On 8/15/2025 1:48 PM, Alex Williamson wrote:
> On Thu, 14 Aug 2025 14:02:05 -0700
> Farhan Ali <alifm@...ux.ibm.com> wrote:
>
>> On 8/14/2025 1:48 PM, Bjorn Helgaas wrote:
>>> On Wed, Aug 13, 2025 at 10:08:20AM -0700, Farhan Ali wrote:
>>>> VFIO allows error recovery and notification for devices that
>>>> are PCIe (and thus AER) capable. But for PCI devices on IBM
>>>> s390 error recovery involves platform firmware and
>>>> notification to operating system is done by architecture
>>>> specific way.
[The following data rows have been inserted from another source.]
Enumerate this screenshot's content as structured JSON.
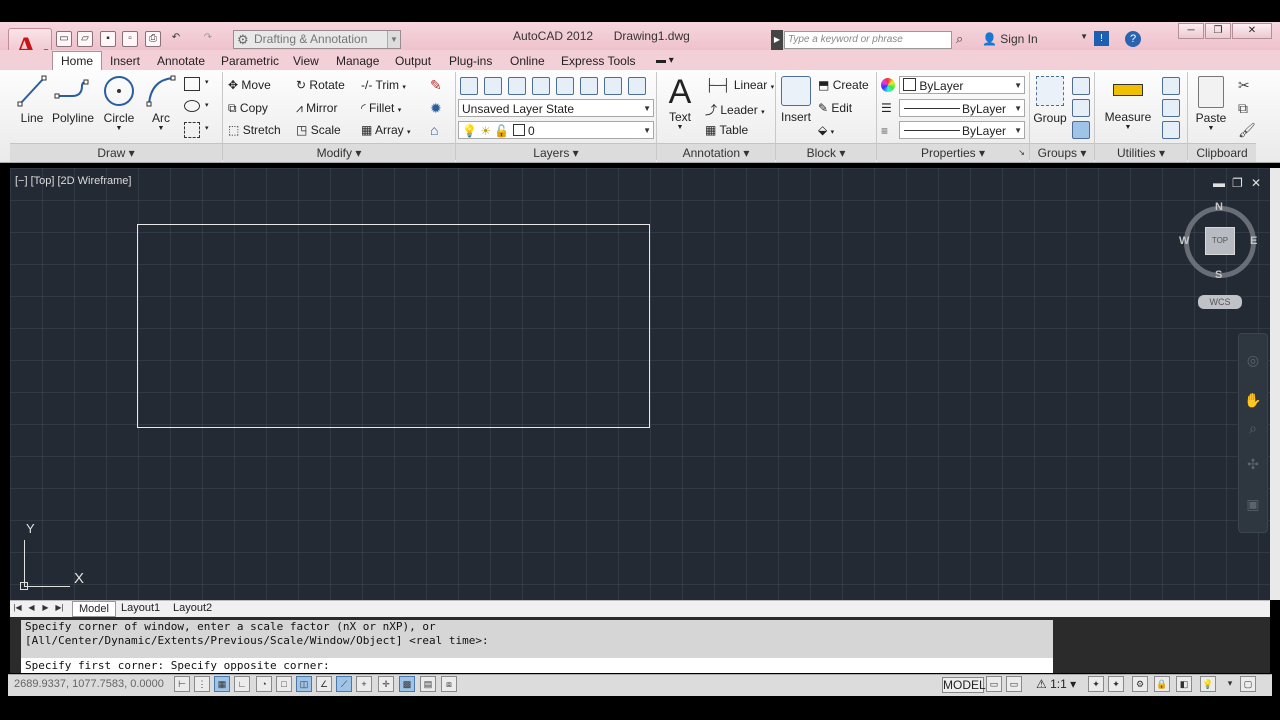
{
  "title_bar": {
    "app_name": "AutoCAD 2012",
    "file_name": "Drawing1.dwg",
    "workspace": "Drafting & Annotation",
    "search_placeholder": "Type a keyword or phrase",
    "sign_in": "Sign In"
  },
  "tabs": [
    "Home",
    "Insert",
    "Annotate",
    "Parametric",
    "View",
    "Manage",
    "Output",
    "Plug-ins",
    "Online",
    "Express Tools"
  ],
  "draw_panel": {
    "label": "Draw",
    "line": "Line",
    "polyline": "Polyline",
    "circle": "Circle",
    "arc": "Arc"
  },
  "modify_panel": {
    "label": "Modify",
    "move": "Move",
    "rotate": "Rotate",
    "trim": "Trim",
    "copy": "Copy",
    "mirror": "Mirror",
    "fillet": "Fillet",
    "stretch": "Stretch",
    "scale": "Scale",
    "array": "Array"
  },
  "layers_panel": {
    "label": "Layers",
    "layer_state": "Unsaved Layer State",
    "current_layer": "0"
  },
  "annotation_panel": {
    "label": "Annotation",
    "text": "Text",
    "linear": "Linear",
    "leader": "Leader",
    "table": "Table"
  },
  "block_panel": {
    "label": "Block",
    "insert": "Insert",
    "create": "Create",
    "edit": "Edit"
  },
  "properties_panel": {
    "label": "Properties",
    "color": "ByLayer",
    "linetype": "ByLayer",
    "lineweight": "ByLayer"
  },
  "groups_panel": {
    "label": "Groups",
    "group": "Group"
  },
  "utilities_panel": {
    "label": "Utilities",
    "measure": "Measure"
  },
  "clipboard_panel": {
    "label": "Clipboard",
    "paste": "Paste"
  },
  "viewport": {
    "label": "[−] [Top] [2D Wireframe]",
    "viewcube_face": "TOP",
    "compass_n": "N",
    "compass_s": "S",
    "compass_e": "E",
    "compass_w": "W",
    "wcs": "WCS",
    "ucs_x": "X",
    "ucs_y": "Y"
  },
  "layout_tabs": [
    "Model",
    "Layout1",
    "Layout2"
  ],
  "command": {
    "history_line1": "Specify corner of window, enter a scale factor (nX or nXP), or",
    "history_line2": "[All/Center/Dynamic/Extents/Previous/Scale/Window/Object] <real time>:",
    "current": "Specify first corner: Specify opposite corner:"
  },
  "status_bar": {
    "coordinates": "2689.9337, 1077.7583, 0.0000",
    "model": "MODEL",
    "annotation_scale": "1:1"
  },
  "colors": {
    "title_bar": "#f0c8d1",
    "canvas": "#232a33",
    "accent_red": "#c81414"
  }
}
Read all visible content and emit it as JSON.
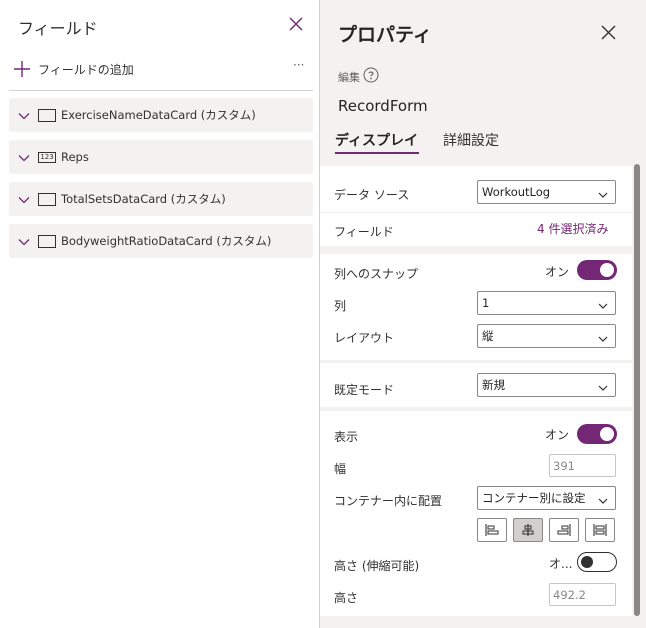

The Internal Shared Memory(ISM) device is a legacy
>>>> PCI device (so not PCIe capable), but can still be recovered
>>>> when notified of an error.
>>> "PCIe (and thus AER) capable" reads as though AER is required for all
>>> PCIe devices, but AER is optional.
>>>
>>> I don't know the details of VFIO and why it tests for PCIe instead of
>>> AER.  Maybe AER is not relevant here and you don't need to mention
>>> AER above at all?
>> The original change that introduced this commit dad9f89 "VFIO-AER:
>> Vfio-pci driver changes for supporting AER" was adding the support for
>> AER for vfio. My assumption is the author thought if the device is AER
>> capable the pcie check should be sufficient? I can remove the AER
>> references in commit message. Thanks Farhan
> I've looked back through discussions when this went in and can't find
> any specific reasoning about why we chose pci_is_pcie() here.  Maybe
> we were trying to avoid setting up an error signal on devices that
> cannot have AER, but then why didn't we check specifically for AER.
> Maybe some version used PCIe specific calls in the handler that we
> didn't want to check runtime, but I don't spot such a dependency now.
>
> Possibly we should just remove the check.  We're configuring the error
> signaling on the vast majority of devices, it's extremely rare that it
> fires anyway, reporting it on a device where it cannot trigger seems
> relatively negligible and avoids extra ugly code.  Thanks,
>
> Alex

Okay will remove the check and re-word the commit message.